If my employer is on my back and if I can once get the attention of my employer himself, as to where he is and as to how he is interrupting what I am doing for him—if I once get his attention and once get him to notice my back, he can get down. No one else can get down for him and no one else, except by turning a whole nation all around, can make him get down. Why should a man bother with T.P.’s Weekly or with Horatio Bottomley or with the Daily Mail or the Times, with a score of other people’s by-elections all over England to lift his own employer off his back?
There is a very simple rule for it.
The way to lift one’s employer off one’s back is to make one’s back so efficient that he cannot afford to be on it.
The first thing I would do would be to see if I could not persuade my employer to take steps to train me and to make me efficient, himself. And perhaps the second thing I would try to do would be to wake my trades union up, to get my trades union to consent to let me want to try to be efficient and work as hard as I can, or to consent to my employer’s hiring engineers to make me efficient. I would try to get my trades union to be interested in hiring itself some special expert like Frederick Taylor, some specialist in making a man do three times as much work with the same strength, making him three times as valuable for his employer and three times as fit and strong for himself.
This is what I would do if I wanted to make my employer good. I would be so good that he could not afford not being good too.
If I were an employer, on the other hand, and understood human nature, and knew enough about psychology to found a great business house and wanted to make my employee good, or make him work three times as hard for me, with three times the normal strength, day by day, and have a normal old age to look forward to, I do not think I would wait for the House of Commons to butt in and pension him. It seems to me that I would be in a position to do it more adequately, more rapidly, and do it with more intimate knowledge of economy than the House of Commons could. And I would not have to convince several hundred men, men from rural counties, how I could improve my factory and get them to let me improve it. I could do it quietly by myself.

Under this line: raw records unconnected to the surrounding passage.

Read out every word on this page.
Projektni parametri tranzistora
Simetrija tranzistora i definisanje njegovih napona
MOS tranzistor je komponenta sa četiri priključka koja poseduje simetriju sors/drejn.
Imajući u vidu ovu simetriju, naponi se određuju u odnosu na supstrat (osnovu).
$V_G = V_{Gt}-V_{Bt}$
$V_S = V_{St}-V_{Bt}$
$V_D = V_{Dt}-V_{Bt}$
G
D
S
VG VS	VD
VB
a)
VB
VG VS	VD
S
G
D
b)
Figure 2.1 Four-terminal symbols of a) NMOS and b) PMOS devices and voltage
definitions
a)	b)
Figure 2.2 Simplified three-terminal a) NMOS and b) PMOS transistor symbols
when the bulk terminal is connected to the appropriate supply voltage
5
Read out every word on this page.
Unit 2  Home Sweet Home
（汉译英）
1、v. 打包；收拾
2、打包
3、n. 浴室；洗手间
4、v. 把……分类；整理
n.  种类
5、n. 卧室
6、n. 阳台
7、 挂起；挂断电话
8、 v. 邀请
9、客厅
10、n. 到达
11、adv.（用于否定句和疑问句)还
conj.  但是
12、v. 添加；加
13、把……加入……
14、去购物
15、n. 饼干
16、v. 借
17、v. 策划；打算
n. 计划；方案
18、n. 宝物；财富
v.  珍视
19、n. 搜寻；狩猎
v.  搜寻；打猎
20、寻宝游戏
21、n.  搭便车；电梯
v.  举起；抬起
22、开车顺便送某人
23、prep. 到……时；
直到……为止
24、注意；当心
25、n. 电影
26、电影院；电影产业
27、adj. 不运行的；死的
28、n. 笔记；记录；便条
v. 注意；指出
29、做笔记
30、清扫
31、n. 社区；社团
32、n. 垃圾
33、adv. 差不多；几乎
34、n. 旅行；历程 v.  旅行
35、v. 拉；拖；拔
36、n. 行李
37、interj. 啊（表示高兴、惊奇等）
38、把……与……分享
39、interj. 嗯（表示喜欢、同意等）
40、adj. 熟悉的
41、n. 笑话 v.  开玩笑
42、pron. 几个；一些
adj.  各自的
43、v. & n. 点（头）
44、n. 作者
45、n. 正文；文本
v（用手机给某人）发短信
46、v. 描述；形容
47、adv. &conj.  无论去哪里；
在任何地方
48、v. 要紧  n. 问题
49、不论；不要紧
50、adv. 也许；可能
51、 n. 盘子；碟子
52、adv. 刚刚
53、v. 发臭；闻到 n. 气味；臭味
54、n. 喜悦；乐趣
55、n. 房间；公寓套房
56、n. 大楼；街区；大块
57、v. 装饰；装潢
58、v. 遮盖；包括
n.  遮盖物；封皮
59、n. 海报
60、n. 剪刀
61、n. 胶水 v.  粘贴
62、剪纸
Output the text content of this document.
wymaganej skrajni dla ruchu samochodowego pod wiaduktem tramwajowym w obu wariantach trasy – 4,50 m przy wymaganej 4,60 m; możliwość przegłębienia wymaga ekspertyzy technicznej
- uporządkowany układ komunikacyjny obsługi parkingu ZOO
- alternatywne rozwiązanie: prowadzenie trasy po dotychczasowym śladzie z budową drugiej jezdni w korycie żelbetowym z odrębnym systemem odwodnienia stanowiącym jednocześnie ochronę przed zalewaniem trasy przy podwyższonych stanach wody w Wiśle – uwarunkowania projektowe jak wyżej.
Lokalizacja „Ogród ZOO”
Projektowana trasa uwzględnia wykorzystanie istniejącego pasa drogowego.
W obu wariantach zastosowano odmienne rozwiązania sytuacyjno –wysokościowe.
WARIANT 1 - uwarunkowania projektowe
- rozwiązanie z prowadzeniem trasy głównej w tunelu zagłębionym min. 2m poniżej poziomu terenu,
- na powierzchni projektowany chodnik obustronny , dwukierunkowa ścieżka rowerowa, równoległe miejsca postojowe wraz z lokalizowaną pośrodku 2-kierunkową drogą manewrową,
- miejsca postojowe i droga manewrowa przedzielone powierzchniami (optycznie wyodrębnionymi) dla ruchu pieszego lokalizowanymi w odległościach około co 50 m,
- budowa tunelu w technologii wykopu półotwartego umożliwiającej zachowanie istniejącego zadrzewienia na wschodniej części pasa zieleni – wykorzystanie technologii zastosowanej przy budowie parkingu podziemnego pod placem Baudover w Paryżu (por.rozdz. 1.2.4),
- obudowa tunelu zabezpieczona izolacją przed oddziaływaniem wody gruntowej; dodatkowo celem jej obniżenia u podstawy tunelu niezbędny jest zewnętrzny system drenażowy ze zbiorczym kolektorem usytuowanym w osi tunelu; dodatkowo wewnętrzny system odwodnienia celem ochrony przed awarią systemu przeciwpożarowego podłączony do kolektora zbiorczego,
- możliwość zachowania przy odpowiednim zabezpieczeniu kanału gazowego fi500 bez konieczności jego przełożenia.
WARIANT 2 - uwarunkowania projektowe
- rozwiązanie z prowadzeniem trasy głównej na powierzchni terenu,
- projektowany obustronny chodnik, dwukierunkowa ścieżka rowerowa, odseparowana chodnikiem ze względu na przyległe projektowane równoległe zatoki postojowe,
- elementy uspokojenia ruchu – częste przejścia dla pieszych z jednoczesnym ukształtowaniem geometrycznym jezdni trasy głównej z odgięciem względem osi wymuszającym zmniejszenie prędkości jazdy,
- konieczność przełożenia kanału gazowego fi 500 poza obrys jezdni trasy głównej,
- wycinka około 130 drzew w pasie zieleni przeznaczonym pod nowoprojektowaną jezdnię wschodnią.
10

In any given industrial difficulty, there is and must be a vision for every man, a vision either borrowed for him or made for him by some one else, or a vision he has made for himself, that fits in just where he is. In the last analysis our industrial success is going to lie in the sense of Here, and Me, and Now, raised to the n-th power, in what might be called a kind of larger syndicalism.
The typical syndicalist, instead of saying, as he does to-day, “We will take the factories out of our employers hands and run them ourselves,” is going to say, “We will make ourselves fit to run the factories ourselves.”